If you read October’s newsletter, you learned that the Nandtaughtacund did not simply disappear as the English settlers moved in. To ensure that they would no longer make claims to the land, the powerful landowners who had taken the natives’ land by force decided that the Nandtaughtacund must be removed from the colony of Virginia. So after an attack in which a landowner was killed by two Nandtaughtacund men who were angry over the ongoing encroachment on their land by the settlers, the people in the tribe were separated, and the men sold into slavery in Antigua. The women were sent off to Maryland, and the children, one only nine months old, were placed with the burgesses and became their indentured servants. And so the Nandtaughtacund “disappeared.” This truth telling is uncomfortable. But when we accept the truth, we can move toward healing.
Healing could include developing relationships with the Rappahannock Tribe, and actively working for their wellbeing in the ways that we share our resources with this group.
Before we receive the bread and wine today, the body and blood of Jesus, that God freely shares with us, we will say the Lord’s Prayer. And in that prayer, which Jesus himself taught us, we pray for “Thy kingdom to come, thy will to be done, on earth, as it is in heaven.”

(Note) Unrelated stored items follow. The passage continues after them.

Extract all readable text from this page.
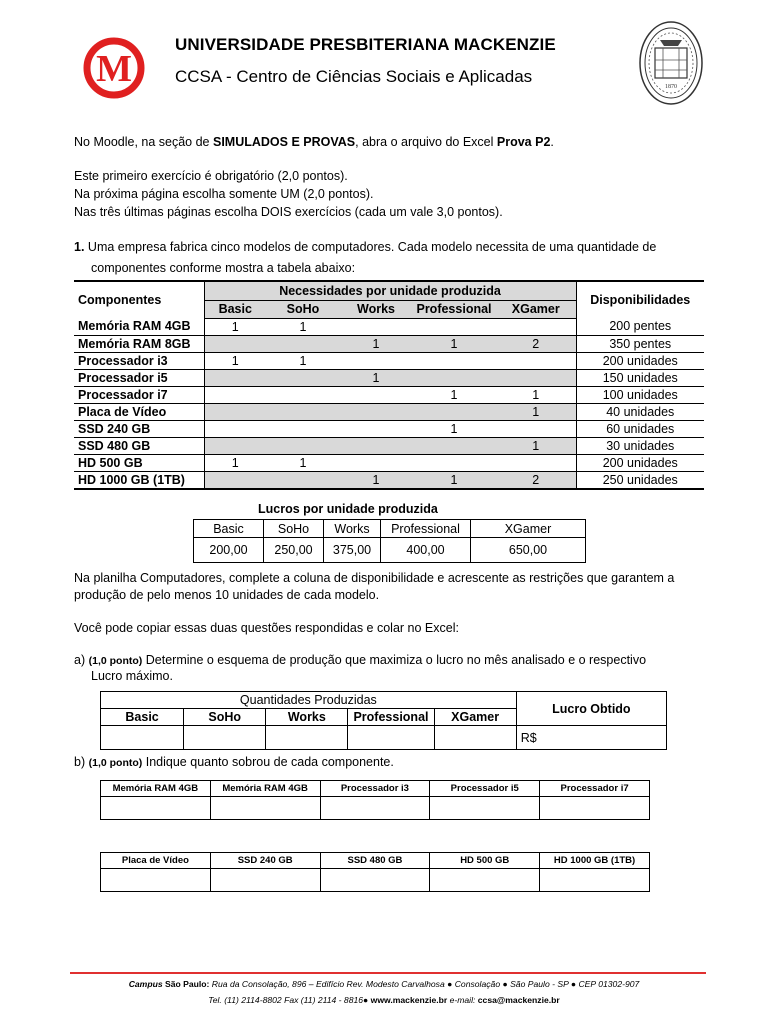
M
UNIVERSIDADE PRESBITERIANA MACKENZIE
CCSA - Centro de Ciências Sociais e Aplicadas
1870
No Moodle, na seção de SIMULADOS E PROVAS, abra o arquivo do Excel Prova P2.
Este primeiro exercício é obrigatório (2,0 pontos).
Na próxima página escolha somente UM (2,0 pontos).
Nas três últimas páginas escolha DOIS exercícios (cada um vale 3,0 pontos).
1. Uma empresa fabrica cinco modelos de computadores. Cada modelo necessita de uma quantidade de
componentes conforme mostra a tabela abaixo:
Componentes	Necessidades por unidade produzida					Disponibilidades
	Basic	SoHo	Works	Professional	XGamer	
Memória RAM 4GB	1	1				200 pentes
Memória RAM 8GB			1	1	2	350 pentes
Processador i3	1	1				200 unidades
Processador i5			1			150 unidades
Processador i7				1	1	100 unidades
Placa de Vídeo					1	40 unidades
SSD 240 GB				1		60 unidades
SSD 480 GB					1	30 unidades
HD 500 GB	1	1				200 unidades
HD 1000 GB (1TB)			1	1	2	250 unidades
Lucros por unidade produzida
Basic	SoHo	Works	Professional	XGamer
200,00	250,00	375,00	400,00	650,00
Na planilha Computadores, complete a coluna de disponibilidade e acrescente as restrições que garantem a
produção de pelo menos 10 unidades de cada modelo.
Você pode copiar essas duas questões respondidas e colar no Excel:
a) (1,0 ponto) Determine o esquema de produção que maximiza o lucro no mês analisado e o respectivo
Lucro máximo.
Quantidades Produzidas					Lucro Obtido
Basic	SoHo	Works	Professional	XGamer	
					R$
b) (1,0 ponto) Indique quanto sobrou de cada componente.
Memória RAM 4GB	Memória RAM 4GB	Processador i3	Processador i5	Processador i7

Placa de Vídeo	SSD 240 GB	SSD 480 GB	HD 500 GB	HD 1000 GB (1TB)

Campus São Paulo: Rua da Consolação, 896 – Edifício Rev. Modesto Carvalhosa ● Consolação ● São Paulo - SP ● CEP 01302-907
Tel. (11) 2114-8802 Fax (11) 2114 - 8816● www.mackenzie.br e-mail: ccsa@mackenzie.br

As we pray for God’s kingdom to come, we are praying for eternal life to begin now. This is a radical prayer. If we’re honest with ourselves, we have to admit that we’re mostly happy with our own flawed versions of God’s kingdom, the kingdoms we build out of our own possessions and power, the kingdoms that are under our control. Can God’s kingdom really come on this earth? As Jesus tells the disciples, “It is easier for a camel to go through the eye of a needle than for someone who is rich to enter the kingdom of heaven.”
“Then who can be saved?” the disciples ask. Who would ever be able to lay down their own kingdoms for yours?
And Jesus says, “For mortals it is impossible, but not for God; for God all things are possible.”
So along with the psalmist, may we pray that the graciousness of the Lord our God be upon us, so that we will want to leave the kingdoms of our own making behind, and follow Jesus into his kingdom come on this earth where God’s justice reigns and where God will prosper the work of everyone to the detriment of no one. And in God’s kingdom come to earth, all of us can rejoice and be glad all the days of our lives.
Resource: Emily McFarlan Miller, “Churches confront their role in residential schools for the Indigenous children,” in The Washington Post, Saturday, October 9, 2021, Metro, Section B, Page 2.
Myers, Ched. Binding the Strong Man: A Political Reading of Mark’s Story of Jesus. Maryknoll, NY. Orbis Books. 1988, 2008.